En mi último libro publicado expreso en el apartado sobre poesía filosófica lo siguiente: «¿Quién escupirá el semen indisoluble de la tormenta? Ridiculizando la mediocridad con la verdad como centinela». Esta apología de carácter filosófico y literario de la realidad intrínseca, que grita sufridamente por la mediocridad exterior, no es más que una reyerta del espíritu por destituir esa dirección de la mediocridad, del odio, la apatía, la soberbia, prepotencia y violencia que anida en el diario vivir del salvadoreño.

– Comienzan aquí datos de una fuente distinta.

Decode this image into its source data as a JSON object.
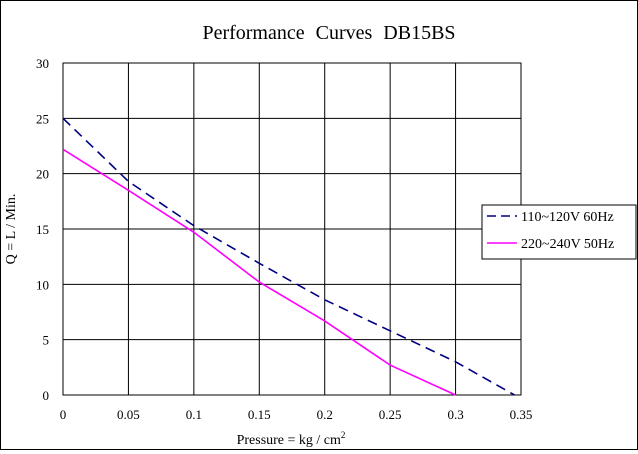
{
  "chart_data": {
    "type": "line",
    "title": "Performance Curves DB15BS",
    "xlabel": "Pressure = kg / cm",
    "xlabel_superscript": "2",
    "ylabel": "Q = L / Min.",
    "xlim": [
      0,
      0.35
    ],
    "ylim": [
      0,
      30
    ],
    "xticks": [
      0,
      0.05,
      0.1,
      0.15,
      0.2,
      0.25,
      0.3,
      0.35
    ],
    "xtick_labels": [
      "0",
      "0.05",
      "0.1",
      "0.15",
      "0.2",
      "0.25",
      "0.3",
      "0.35"
    ],
    "yticks": [
      0,
      5,
      10,
      15,
      20,
      25,
      30
    ],
    "ytick_labels": [
      "0",
      "5",
      "10",
      "15",
      "20",
      "25",
      "30"
    ],
    "grid": true,
    "legend_position": "right",
    "series": [
      {
        "name": "110~120V 60Hz",
        "color": "#000080",
        "style": "dashed",
        "points": [
          [
            0,
            25
          ],
          [
            0.05,
            19.3
          ],
          [
            0.1,
            15.3
          ],
          [
            0.15,
            11.9
          ],
          [
            0.2,
            8.6
          ],
          [
            0.25,
            5.8
          ],
          [
            0.3,
            3.0
          ],
          [
            0.345,
            0
          ]
        ]
      },
      {
        "name": "220~240V 50Hz",
        "color": "#ff00ff",
        "style": "solid",
        "points": [
          [
            0,
            22.2
          ],
          [
            0.05,
            18.5
          ],
          [
            0.1,
            14.7
          ],
          [
            0.15,
            10.2
          ],
          [
            0.2,
            6.7
          ],
          [
            0.25,
            2.7
          ],
          [
            0.3,
            0
          ]
        ]
      }
    ]
  }
}
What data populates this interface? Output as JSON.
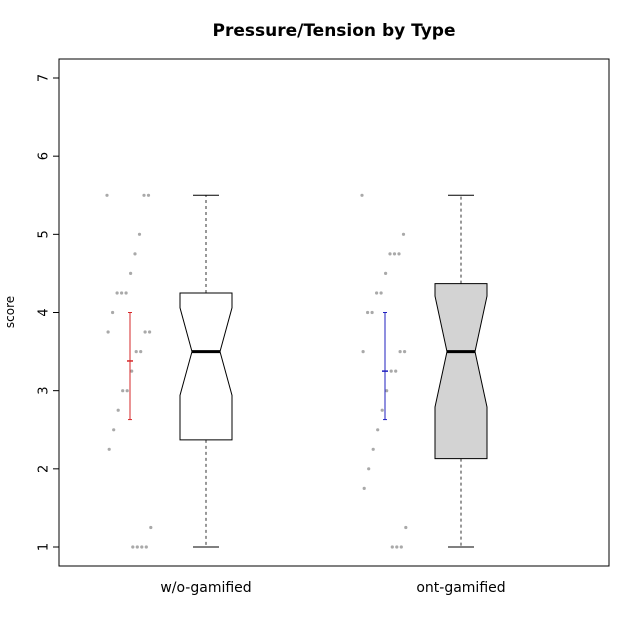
{
  "chart_data": {
    "type": "boxplot",
    "title": "Pressure/Tension by Type",
    "xlabel": "",
    "ylabel": "score",
    "ylim": [
      0.75,
      7.25
    ],
    "yticks": [
      "1",
      "2",
      "3",
      "4",
      "5",
      "6",
      "7"
    ],
    "grid": false,
    "legend": "none",
    "categories": [
      "w/o-gamified",
      "ont-gamified"
    ],
    "boxes": [
      {
        "name": "w/o-gamified",
        "whisker_low": 1.0,
        "q1": 2.37,
        "median": 3.5,
        "q3": 4.25,
        "whisker_high": 5.5,
        "notch_low": 2.94,
        "notch_high": 4.06,
        "fill": "#ffffff",
        "mean": 3.38,
        "ci_low": 2.63,
        "ci_high": 4.0,
        "ci_color": "#d62728",
        "points": [
          5.5,
          5.5,
          5.5,
          5.0,
          4.75,
          4.5,
          4.25,
          4.25,
          4.25,
          4.0,
          3.75,
          3.75,
          3.75,
          3.5,
          3.5,
          3.25,
          3.0,
          3.0,
          2.75,
          2.5,
          2.25,
          1.25,
          1.0,
          1.0,
          1.0,
          1.0
        ]
      },
      {
        "name": "ont-gamified",
        "whisker_low": 1.0,
        "q1": 2.13,
        "median": 3.5,
        "q3": 4.37,
        "whisker_high": 5.5,
        "notch_low": 2.79,
        "notch_high": 4.21,
        "fill": "#d3d3d3",
        "mean": 3.25,
        "ci_low": 2.63,
        "ci_high": 4.0,
        "ci_color": "#1f1fbf",
        "points": [
          5.5,
          5.0,
          4.75,
          4.75,
          4.75,
          4.5,
          4.25,
          4.25,
          4.0,
          4.0,
          3.5,
          3.5,
          3.5,
          3.25,
          3.25,
          3.0,
          2.75,
          2.5,
          2.25,
          2.0,
          1.75,
          1.25,
          1.0,
          1.0,
          1.0
        ]
      }
    ],
    "point_color": "#a9a9a9"
  }
}
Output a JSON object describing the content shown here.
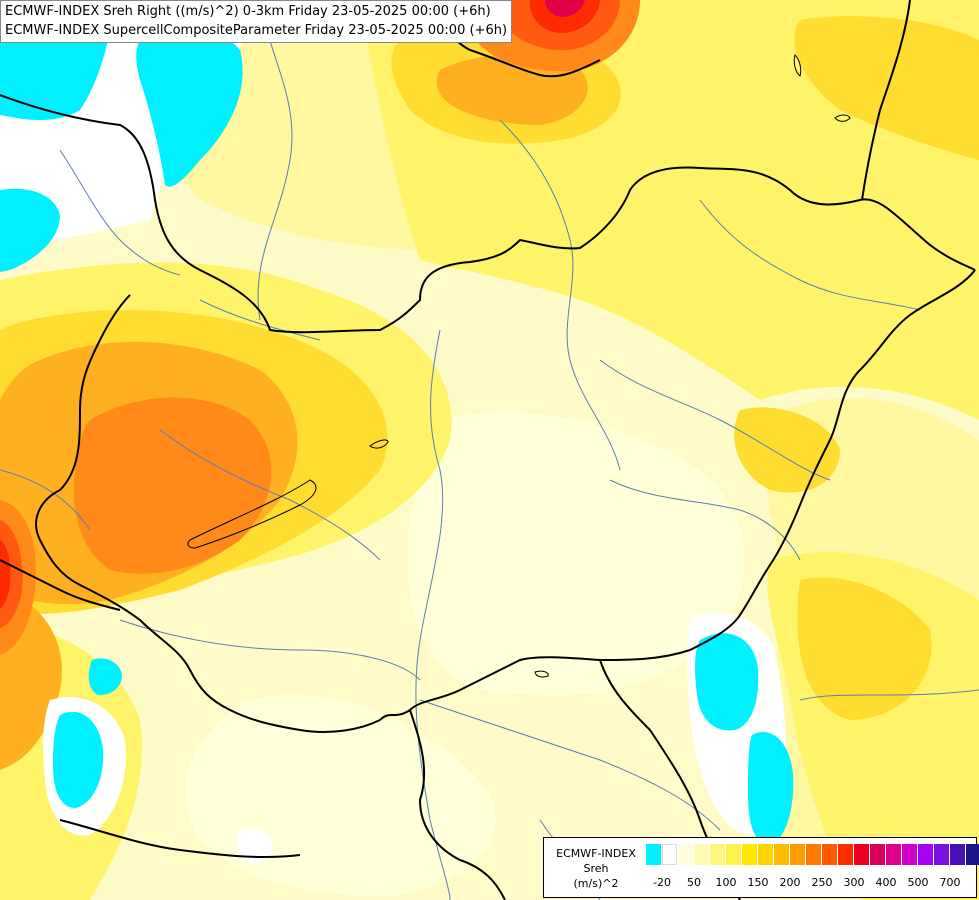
{
  "header": {
    "line1": "ECMWF-INDEX Sreh Right ((m/s)^2) 0-3km Friday 23-05-2025 00:00 (+6h)",
    "line2": "ECMWF-INDEX SupercellCompositeParameter Friday 23-05-2025 00:00 (+6h)"
  },
  "legend": {
    "title_line1": "ECMWF-INDEX",
    "title_line2": "Sreh",
    "title_line3": "(m/s)^2",
    "colors": [
      "#00f0ff",
      "#ffffff",
      "#fffde0",
      "#fffbb3",
      "#fff680",
      "#fff04a",
      "#ffe800",
      "#ffd200",
      "#ffbb00",
      "#ff9c00",
      "#ff7a00",
      "#ff5a00",
      "#ff2e00",
      "#ee0022",
      "#d8005a",
      "#e0008c",
      "#d000c8",
      "#a800f0",
      "#7a10e0",
      "#4a10b8",
      "#1a1488"
    ],
    "ticks": [
      {
        "label": "-20",
        "index": 1
      },
      {
        "label": "50",
        "index": 3
      },
      {
        "label": "100",
        "index": 5
      },
      {
        "label": "150",
        "index": 7
      },
      {
        "label": "200",
        "index": 9
      },
      {
        "label": "250",
        "index": 11
      },
      {
        "label": "300",
        "index": 13
      },
      {
        "label": "400",
        "index": 15
      },
      {
        "label": "500",
        "index": 17
      },
      {
        "label": "700",
        "index": 19
      }
    ]
  },
  "map": {
    "fill_colors": {
      "background": "#fffbc8",
      "pale": "#ffffd8",
      "light_yellow": "#fff8a0",
      "yellow": "#fff36a",
      "gold": "#ffdc30",
      "orange": "#ffb020",
      "dark_orange": "#ff8a1a",
      "red_orange": "#ff5a10",
      "red": "#ff2a00",
      "crimson": "#e0004a",
      "cyan": "#00f0ff",
      "white": "#ffffff"
    },
    "line_colors": {
      "border": "#000000",
      "river": "#5a7fb0"
    }
  }
}
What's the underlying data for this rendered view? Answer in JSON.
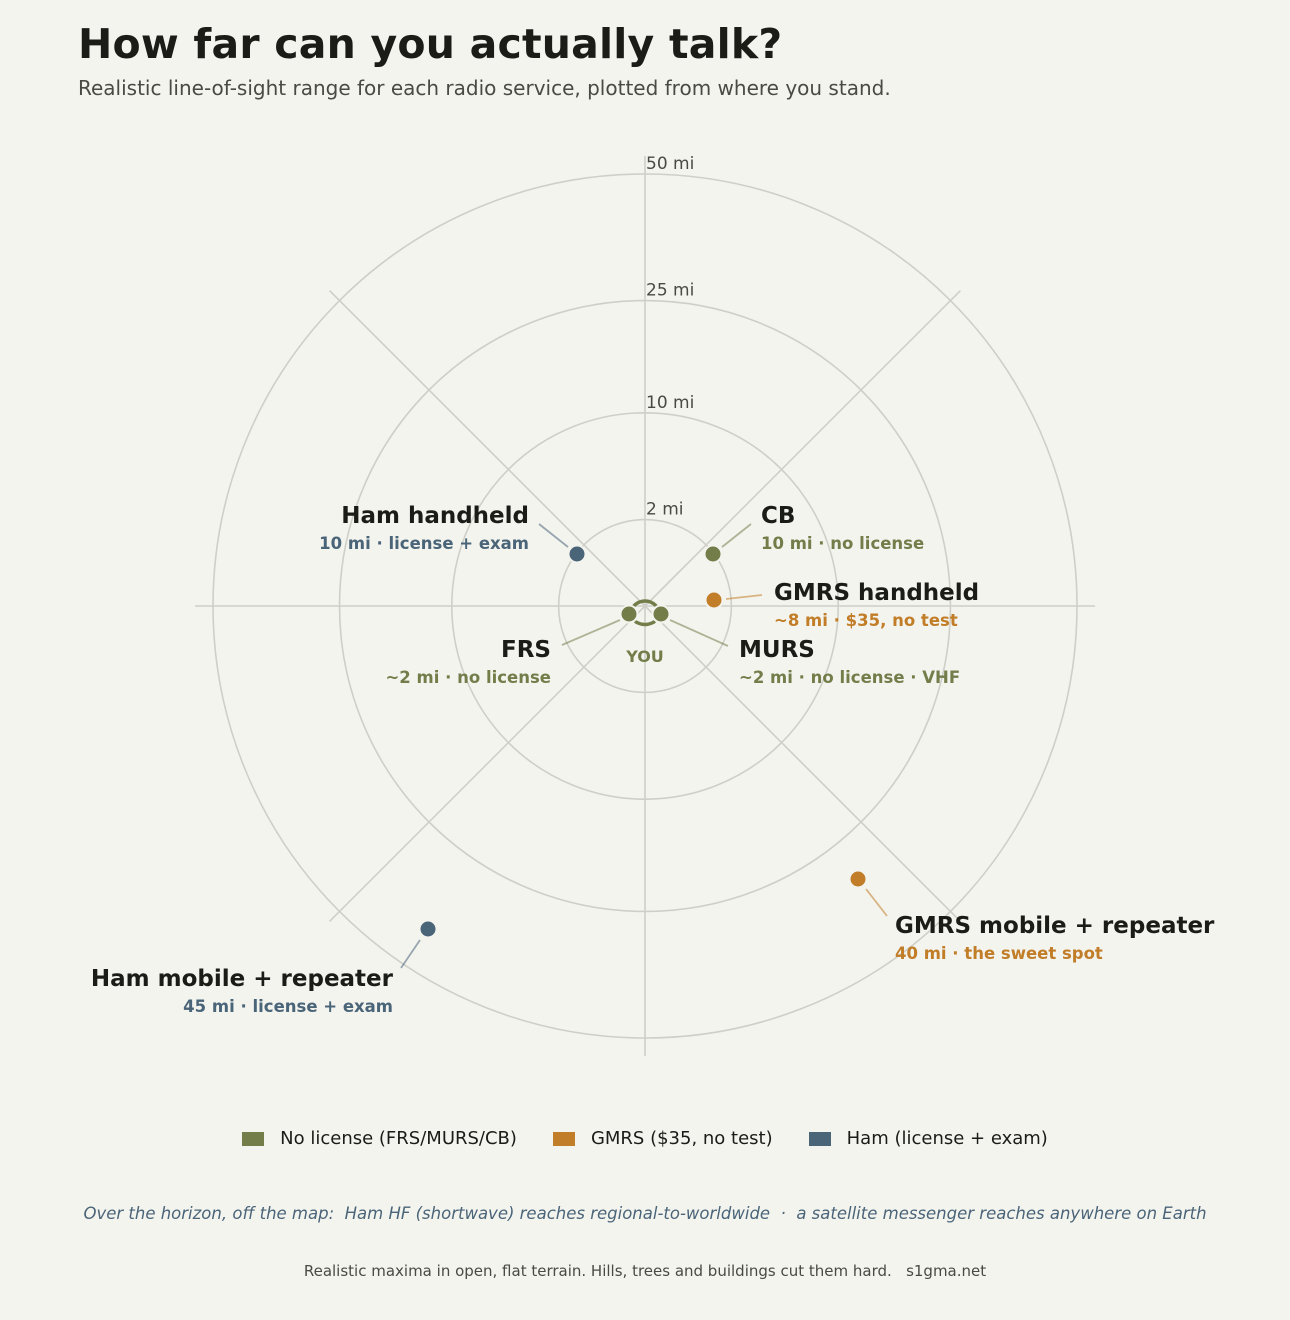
{
  "title": "How far can you actually talk?",
  "subtitle": "Realistic line-of-sight range for each radio service, plotted from where you stand.",
  "colors": {
    "no_license": "#737d4a",
    "gmrs": "#c17d27",
    "ham": "#4a6478",
    "grid": "#cfcfc8",
    "ink": "#1b1b17"
  },
  "chart_data": {
    "type": "scatter",
    "coordinate_system": "polar",
    "center_label": "YOU",
    "rings": [
      {
        "value": 2,
        "label": "2 mi"
      },
      {
        "value": 10,
        "label": "10 mi"
      },
      {
        "value": 25,
        "label": "25 mi"
      },
      {
        "value": 50,
        "label": "50 mi"
      }
    ],
    "r_max": 50,
    "spokes_deg": [
      0,
      45,
      90,
      135,
      180,
      225,
      270,
      315
    ],
    "points": [
      {
        "name": "FRS",
        "detail": "~2 mi · no license",
        "range_mi": 2,
        "bearing_deg": 245,
        "group": "no_license"
      },
      {
        "name": "MURS",
        "detail": "~2 mi · no license · VHF",
        "range_mi": 2,
        "bearing_deg": 115,
        "group": "no_license"
      },
      {
        "name": "CB",
        "detail": "10 mi · no license",
        "range_mi": 10,
        "bearing_deg": 45,
        "group": "no_license"
      },
      {
        "name": "GMRS handheld",
        "detail": "~8 mi · $35, no test",
        "range_mi": 8,
        "bearing_deg": 85,
        "group": "gmrs"
      },
      {
        "name": "Ham handheld",
        "detail": "10 mi · license + exam",
        "range_mi": 10,
        "bearing_deg": 315,
        "group": "ham"
      },
      {
        "name": "GMRS mobile + repeater",
        "detail": "40 mi · the sweet spot",
        "range_mi": 40,
        "bearing_deg": 142,
        "group": "gmrs"
      },
      {
        "name": "Ham mobile + repeater",
        "detail": "45 mi · license + exam",
        "range_mi": 45,
        "bearing_deg": 227,
        "group": "ham"
      }
    ]
  },
  "legend": [
    {
      "label": "No license (FRS/MURS/CB)",
      "group": "no_license"
    },
    {
      "label": "GMRS ($35, no test)",
      "group": "gmrs"
    },
    {
      "label": "Ham (license + exam)",
      "group": "ham"
    }
  ],
  "horizon_note": {
    "prefix": "Over the horizon, off the map:  ",
    "ham_hf": "Ham HF (shortwave) reaches regional-to-worldwide",
    "separator": "  ·  ",
    "satellite": "a satellite messenger reaches anywhere on Earth"
  },
  "footer": "Realistic maxima in open, flat terrain. Hills, trees and buildings cut them hard.   s1gma.net"
}
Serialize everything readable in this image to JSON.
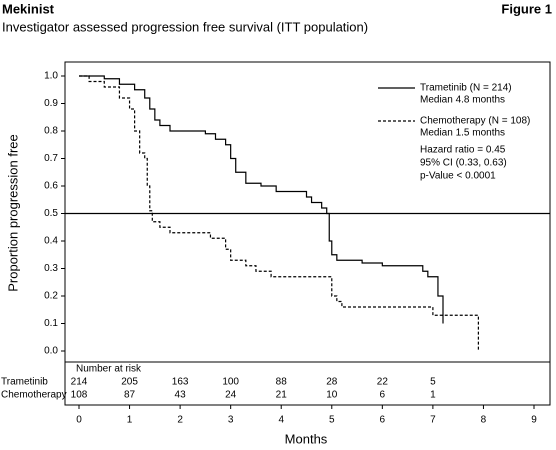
{
  "chart_data": {
    "type": "step",
    "title": "Mekinist",
    "figure_label": "Figure 1",
    "subtitle": "Investigator assessed progression free survival (ITT population)",
    "x_label": "Months",
    "y_label": "Proportion progression free",
    "xlim": [
      0,
      9
    ],
    "xticks": [
      0,
      1,
      2,
      3,
      4,
      5,
      6,
      7,
      8,
      9
    ],
    "ylim": [
      0,
      1
    ],
    "yticks": [
      {
        "value": 0,
        "label": "0.0"
      },
      0.1,
      0.2,
      0.3,
      0.4,
      0.5,
      0.6,
      0.7,
      0.8,
      0.9,
      {
        "value": 1,
        "label": "1.0"
      }
    ],
    "reference_line": 0.5,
    "series": [
      {
        "name": "Trametinib (N = 214)",
        "note": "Median 4.8 months",
        "color": "#000000",
        "dash": false,
        "x": [
          0,
          0.5,
          0.8,
          1.1,
          1.3,
          1.4,
          1.5,
          1.6,
          1.8,
          2.5,
          2.7,
          2.9,
          3.0,
          3.1,
          3.3,
          3.6,
          3.9,
          4.5,
          4.6,
          4.8,
          4.9,
          4.95,
          5.0,
          5.1,
          5.6,
          6.0,
          6.8,
          6.9,
          7.1,
          7.2
        ],
        "values": [
          1.0,
          0.99,
          0.97,
          0.95,
          0.92,
          0.88,
          0.84,
          0.82,
          0.8,
          0.79,
          0.77,
          0.75,
          0.7,
          0.65,
          0.61,
          0.6,
          0.58,
          0.56,
          0.54,
          0.52,
          0.5,
          0.4,
          0.35,
          0.33,
          0.32,
          0.31,
          0.29,
          0.27,
          0.2,
          0.1
        ]
      },
      {
        "name": "Chemotherapy (N = 108)",
        "note": "Median 1.5 months",
        "color": "#000000",
        "dash": true,
        "x": [
          0,
          0.2,
          0.5,
          0.8,
          1.0,
          1.1,
          1.2,
          1.3,
          1.35,
          1.4,
          1.45,
          1.6,
          1.8,
          2.6,
          2.9,
          3.0,
          3.3,
          3.5,
          3.8,
          5.0,
          5.1,
          5.2,
          7.0,
          7.9
        ],
        "values": [
          1.0,
          0.98,
          0.96,
          0.92,
          0.88,
          0.8,
          0.72,
          0.7,
          0.6,
          0.51,
          0.47,
          0.45,
          0.43,
          0.41,
          0.37,
          0.33,
          0.31,
          0.29,
          0.27,
          0.2,
          0.18,
          0.16,
          0.13,
          0.0
        ]
      }
    ],
    "annotations": [
      "Hazard ratio = 0.45",
      "95% CI (0.33, 0.63)",
      "p-Value < 0.0001"
    ],
    "risk_table": {
      "title": "Number at risk",
      "rows": [
        {
          "name": "Trametinib",
          "values": [
            214,
            205,
            163,
            100,
            88,
            28,
            22,
            5
          ]
        },
        {
          "name": "Chemotherapy",
          "values": [
            108,
            87,
            43,
            24,
            21,
            10,
            6,
            1
          ]
        }
      ]
    }
  }
}
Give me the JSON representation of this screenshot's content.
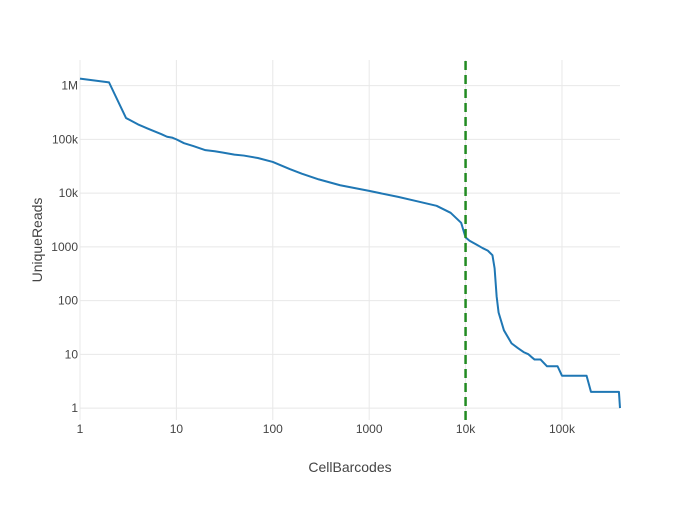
{
  "chart_data": {
    "type": "line",
    "title": "",
    "xlabel": "CellBarcodes",
    "ylabel": "UniqueReads",
    "x_scale": "log",
    "y_scale": "log",
    "xlim": [
      1,
      400000
    ],
    "ylim": [
      0.6,
      3000000
    ],
    "grid": true,
    "x_ticks": [
      {
        "value": 1,
        "label": "1"
      },
      {
        "value": 10,
        "label": "10"
      },
      {
        "value": 100,
        "label": "100"
      },
      {
        "value": 1000,
        "label": "1000"
      },
      {
        "value": 10000,
        "label": "10k"
      },
      {
        "value": 100000,
        "label": "100k"
      }
    ],
    "y_ticks": [
      {
        "value": 1,
        "label": "1"
      },
      {
        "value": 10,
        "label": "10"
      },
      {
        "value": 100,
        "label": "100"
      },
      {
        "value": 1000,
        "label": "1000"
      },
      {
        "value": 10000,
        "label": "10k"
      },
      {
        "value": 100000,
        "label": "100k"
      },
      {
        "value": 1000000,
        "label": "1M"
      }
    ],
    "series": [
      {
        "color": "#1f77b4",
        "style": "solid",
        "x": [
          1,
          2,
          3,
          4,
          5,
          6,
          7,
          8,
          9,
          10,
          12,
          15,
          20,
          25,
          30,
          40,
          50,
          70,
          100,
          150,
          200,
          300,
          500,
          1000,
          2000,
          3000,
          5000,
          7000,
          9000,
          10000,
          11000,
          13000,
          15000,
          17000,
          19000,
          20000,
          21000,
          22000,
          25000,
          30000,
          35000,
          40000,
          45000,
          48000,
          52000,
          60000,
          70000,
          90000,
          100000,
          150000,
          180000,
          200000,
          250000,
          300000,
          390000,
          400000
        ],
        "y": [
          1350000,
          1150000,
          250000,
          190000,
          160000,
          140000,
          125000,
          112000,
          108000,
          100000,
          85000,
          75000,
          63000,
          60000,
          57000,
          52000,
          50000,
          45000,
          38000,
          28000,
          23000,
          18000,
          14000,
          11000,
          8500,
          7200,
          5800,
          4300,
          2800,
          1500,
          1300,
          1100,
          950,
          850,
          700,
          400,
          120,
          60,
          28,
          16,
          13,
          11,
          10,
          9,
          8,
          8,
          6,
          6,
          4,
          4,
          4,
          2,
          2,
          2,
          2,
          1
        ]
      },
      {
        "color": "#228B22",
        "style": "dashed",
        "x": [
          10000,
          10000
        ],
        "y": [
          0.6,
          3000000
        ]
      }
    ]
  }
}
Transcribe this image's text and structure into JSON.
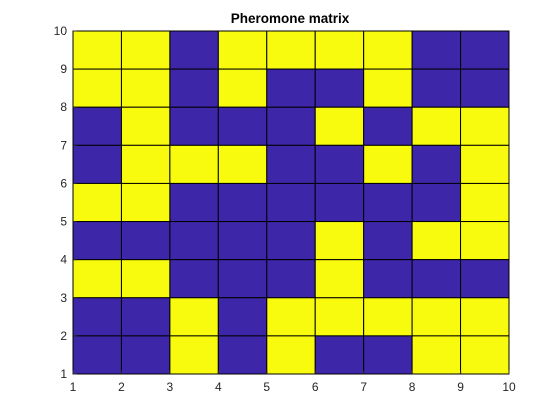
{
  "chart_data": {
    "type": "heatmap",
    "title": "Pheromone matrix",
    "xlabel": "",
    "ylabel": "",
    "xlim": [
      1,
      10
    ],
    "ylim": [
      1,
      10
    ],
    "xticks": [
      "1",
      "2",
      "3",
      "4",
      "5",
      "6",
      "7",
      "8",
      "9",
      "10"
    ],
    "yticks": [
      "1",
      "2",
      "3",
      "4",
      "5",
      "6",
      "7",
      "8",
      "9",
      "10"
    ],
    "grid": false,
    "colors": {
      "high": "#f9fb0e",
      "low": "#3e26a8"
    },
    "matrix_rows_top_to_bottom": [
      [
        1,
        1,
        0,
        1,
        1,
        1,
        1,
        0,
        0
      ],
      [
        1,
        1,
        0,
        1,
        0,
        0,
        1,
        0,
        0
      ],
      [
        0,
        1,
        0,
        0,
        0,
        1,
        0,
        1,
        1
      ],
      [
        0,
        1,
        1,
        1,
        0,
        0,
        1,
        0,
        1
      ],
      [
        1,
        1,
        0,
        0,
        0,
        0,
        0,
        0,
        1
      ],
      [
        0,
        0,
        0,
        0,
        0,
        1,
        0,
        1,
        1
      ],
      [
        1,
        1,
        0,
        0,
        0,
        1,
        0,
        0,
        0
      ],
      [
        0,
        0,
        1,
        0,
        1,
        1,
        1,
        1,
        1
      ],
      [
        0,
        0,
        1,
        0,
        1,
        0,
        0,
        1,
        1
      ]
    ]
  }
}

Se suele decir que somos más los buenos para luchar contra los malos, pero a ciencia cierta, ¿qué se comprende por bueno? Cuando vemos una sociedad tan violenta y no por gente denominada sociológica y criminológicamente violenta, sino por un pueblo que a diario conduce sin respetar el derecho del otro, las leyes de tránsito, la vida e integridad del otro, circunstancias en las que si se puede aprovechar se hace, se quita espacios, se mira en la calle como retando a la pelea, las madres en las escuelas y colegios siendo prepotentes contra los profesores, la gente de dinero viendo de menos al pobre y maltratándolo en los trabajos, gente tirando basura en la calle, entre otras cosas, la pregunta es quiénes son los violentos en realidad.
Y es que es tan fácil dilucidar la problemática social como violencia criminal como el gran mal de una sociedad que comprender las causas y raíces del desorden social real, es decir, la base violenta con la que vive el salvadoreño en general. De nadie es desconocido el grado de prepotencia e individualismo con el que cada vez más vive el salvadoreño, que se arraiga fingidamente a refranes del pasado, como que el salvadoreño es amable, sonriente, presto a servir, ayudar, cuando esa es una realidad de antaño y hace mucho dejó de ser.
El maestro Walter Riso, en su libro «Filosofía para la vida cotidiana», expresa al respecto del tema tratado lo siguiente: «Si estamos motivados exclusivamente en las motivaciones externas y olvidamos las internas, nuestro verdadero ser siempre estará a la sombra del ego». Es decir, el trabajo interior, que es el más necesario e importante para cualquier ser que quiere crecer en todos los aspectos de su vida, es el último en trabajarse, es más fácil opinar y ocuparse a la base de la existencia del otro, pues eso sí me es cómodo criticarlo.
Por tanto, solo quien es capaz de comprender que cada acción, por pequeña que sea y haga, repercute en el universo de su comunidad ha logrado aprehender y aprender que todo su movimiento intelectual, espiritual y laboral debe estar encaminado a la sana convivencia social. A fin de cuentas, existimos dentro del mismo cosmos y si no somos idóneos de cuidar ese cosmos estamos a nosotros mismos destruyéndonos y eliminando toda posibilidad de crear una sociedad verdaderamente feliz y dispuesta a cuidar de los suyos.
De uno depende que el otro observe nuestra conducta y ejemplo, no se puede ni debe esperar el cambio en el otro, pues lo mismo está esperando el otro de uno; de ahí que debe crearse una conciencia colectiva con base en la identidad nacional de amor por esta patria.
Por eso, nunca he comprendido a la gente cantando a todo pulmón el himno nacional y a los segundos golpeándose física, verbal o mentalmente. Un país no avanza aunque crezca y se desarrolle económica y estructuralmente, pues es la cultura, la educación, los valores y su práctica lo que realmente permiten la elevación del espíritu de todo ser y nación.
De tal suerte, querido lector, que tal como expresó Francisco el pobre de Asís: «Mientras estás proclamando la paz con tus labios, ten cuidado de albergarla también en tu corazón». No hay mayor hipocresía contra la vida y la verdad que estar feliz por la captura contra los delincuentes (cosa importante que agradecemos al Gobierno) si con las acciones diarias de los buenos «salvadoreños comunes» no somos capaces de mostrar menos violencia y más amor y comprensión para la propia raza dentro del mismo cosmos. ¡Animémonos a cambiar! Aún estamos a tiempo.